5 thoughts on “I Stopped EMDR Therapy”

  1. Childhood trauma is complex and takes a unique skilled therapist

    I have been fried by a few therapists

    They used exposure therapy when I was not ready

    Just because you get a psych degree does not make you a therapist

    Knowing when and how to address complex Ptsd is not easy

    Most therapists have book learning and never experienced trauma as a small child

    Our brain development is intertwined with abuse

    Know that three brain organs have been changed

    Our amygdala is larger
    Hippocampus is smaller
    A d left prefrontal cortex is compromised

    Our nervous systems and ability to know past from present is impacted by Ptsd

    We are two people
    One where Ptsd is active

    And a pseudo normal us

    Others do not understand our minds
    Our thoughts

    Our fears

    Our unworthiness

    I feel for your being

    I know childhood still haunts me at 70

    1. Thank you, Marty. This is so true. I feel so overwhelmed and in a rush to “get better” that I think I rushed into picking a therapist because it is so hard to talk to one person let alone several, but I regret not doing consultations with the other 2 therapists.

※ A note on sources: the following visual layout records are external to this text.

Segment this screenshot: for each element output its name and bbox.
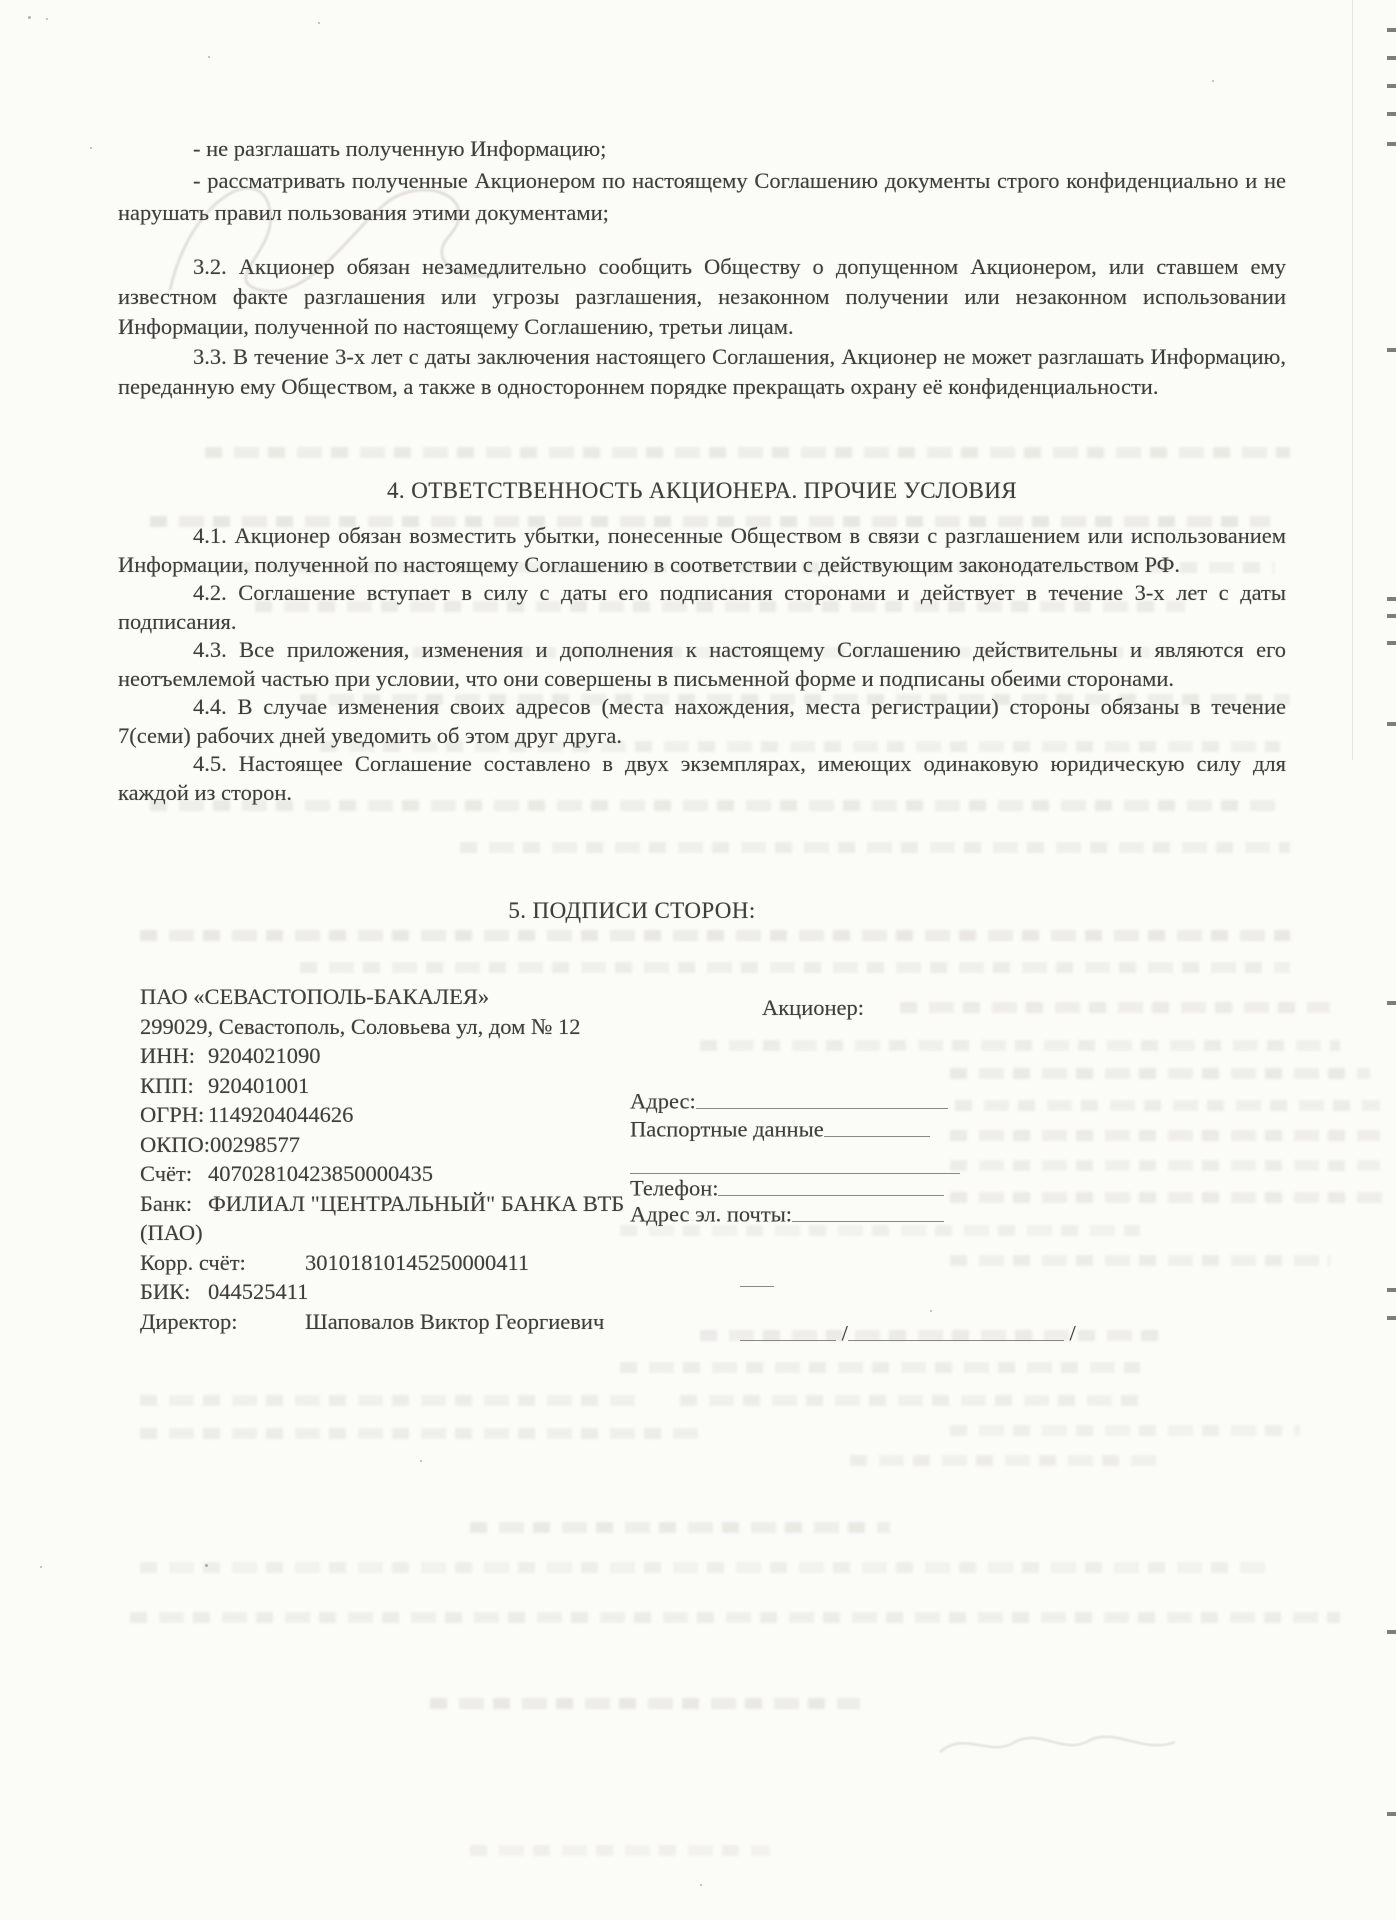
company-name: ПАО «СЕВАСТОПОЛЬ-БАКАЛЕЯ» (140, 982, 630, 1012)
director-label: Директор: (140, 1307, 305, 1337)
passport-blank-line (824, 1113, 930, 1137)
email-blank-line (792, 1198, 944, 1222)
section-4-title: 4. ОТВЕТСТВЕННОСТЬ АКЦИОНЕРА. ПРОЧИЕ УСЛ… (118, 478, 1286, 504)
company-requisites: ПАО «СЕВАСТОПОЛЬ-БАКАЛЕЯ» 299029, Севаст… (140, 982, 630, 1336)
clause-4-2: 4.2. Соглашение вступает в силу с даты е… (118, 579, 1286, 636)
phone-label: Телефон: (630, 1176, 718, 1201)
obligations-bullets: - не разглашать полученную Информацию; -… (118, 133, 1286, 229)
company-address: 299029, Севастополь, Соловьева ул, дом №… (140, 1012, 630, 1042)
bik-label: БИК: (140, 1277, 208, 1307)
inn-label: ИНН: (140, 1041, 208, 1071)
signature-row: / / (740, 1317, 1076, 1347)
shareholder-email-row: Адрес эл. почты: (630, 1198, 944, 1228)
kpp-label: КПП: (140, 1071, 208, 1101)
scan-fold-line (1352, 0, 1353, 760)
company-account-row: Счёт:40702810423850000435 (140, 1159, 630, 1189)
ogrn-value: 1149204044626 (208, 1102, 353, 1127)
company-corr-account-row: Корр. счёт:30101810145250000411 (140, 1248, 630, 1278)
bank-label: Банк: (140, 1189, 208, 1219)
account-label: Счёт: (140, 1159, 208, 1189)
short-blank-row (740, 1263, 774, 1293)
company-ogrn-row: ОГРН:1149204044626 (140, 1100, 630, 1130)
clause-3-2: 3.2. Акционер обязан незамедлительно соо… (118, 252, 1286, 342)
email-label: Адрес эл. почты: (630, 1202, 792, 1227)
clause-4-3: 4.3. Все приложения, изменения и дополне… (118, 636, 1286, 693)
bullet-confidential-handling: - рассматривать полученные Акционером по… (118, 165, 1286, 229)
company-kpp-row: КПП:920401001 (140, 1071, 630, 1101)
company-bank-row: Банк:ФИЛИАЛ "ЦЕНТРАЛЬНЫЙ" БАНКА ВТБ (140, 1189, 630, 1219)
short-blank-line (740, 1263, 774, 1287)
section-4-block: 4.1. Акционер обязан возместить убытки, … (118, 522, 1286, 807)
signature-blank-line (740, 1317, 836, 1341)
corr-account-label: Корр. счёт: (140, 1248, 305, 1278)
bik-value: 044525411 (208, 1279, 308, 1304)
company-inn-row: ИНН:9204021090 (140, 1041, 630, 1071)
section-5-title: 5. ПОДПИСИ СТОРОН: (48, 898, 1216, 924)
company-bank-row-continued: (ПАО) (140, 1218, 630, 1248)
clause-4-1: 4.1. Акционер обязан возместить убытки, … (118, 522, 1286, 579)
okpo-value: 00298577 (210, 1132, 300, 1157)
bank-value-continued: (ПАО) (140, 1220, 203, 1245)
shareholder-title: Акционер: (762, 995, 864, 1021)
signature-name-blank-line (848, 1317, 1064, 1341)
clauses-3-block: 3.2. Акционер обязан незамедлительно соо… (118, 252, 1286, 402)
clause-4-5: 4.5. Настоящее Соглашение составлено в д… (118, 750, 1286, 807)
kpp-value: 920401001 (208, 1073, 309, 1098)
clause-3-3: 3.3. В течение 3-х лет с даты заключения… (118, 342, 1286, 402)
bank-value: ФИЛИАЛ "ЦЕНТРАЛЬНЫЙ" БАНКА ВТБ (208, 1191, 624, 1216)
shareholder-address-row: Адрес: (630, 1085, 948, 1115)
clause-4-4: 4.4. В случае изменения своих адресов (м… (118, 693, 1286, 750)
company-okpo-row: ОКПО:00298577 (140, 1130, 630, 1160)
document-page: - не разглашать полученную Информацию; -… (0, 0, 1396, 1920)
address-label: Адрес: (630, 1089, 696, 1114)
inn-value: 9204021090 (208, 1043, 321, 1068)
passport-label: Паспортные данные (630, 1117, 824, 1142)
ogrn-label: ОГРН: (140, 1100, 208, 1130)
corr-account-value: 30101810145250000411 (305, 1250, 529, 1275)
address-blank-line (696, 1085, 948, 1109)
account-value: 40702810423850000435 (208, 1161, 433, 1186)
bullet-no-disclosure: - не разглашать полученную Информацию; (118, 133, 1286, 165)
passport-blank-line-2 (630, 1150, 960, 1174)
signature-slash-2: / (1070, 1321, 1076, 1346)
phone-blank-line (718, 1172, 944, 1196)
company-director-row: Директор:Шаповалов Виктор Георгиевич (140, 1307, 630, 1337)
director-value: Шаповалов Виктор Георгиевич (305, 1309, 604, 1334)
okpo-label: ОКПО: (140, 1130, 210, 1160)
shareholder-passport-row: Паспортные данные (630, 1113, 930, 1143)
company-bik-row: БИК:044525411 (140, 1277, 630, 1307)
handwriting-bleed-squiggle (935, 1728, 1185, 1762)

      1. Not many interview their therapist

        Most are intimidated and would not know a good therapist from a bad one

        I was lost for years

        For PTSD I would find someone who used mindfulness therapy. ACT or DBT

    2. I need to also consider perhaps taking a break from therapy for a while, but then I will feel like I’m not doing enough. So hard to know what the right decision to make is right now. Trying not to make any major decisions right now when I’m feeling so raw.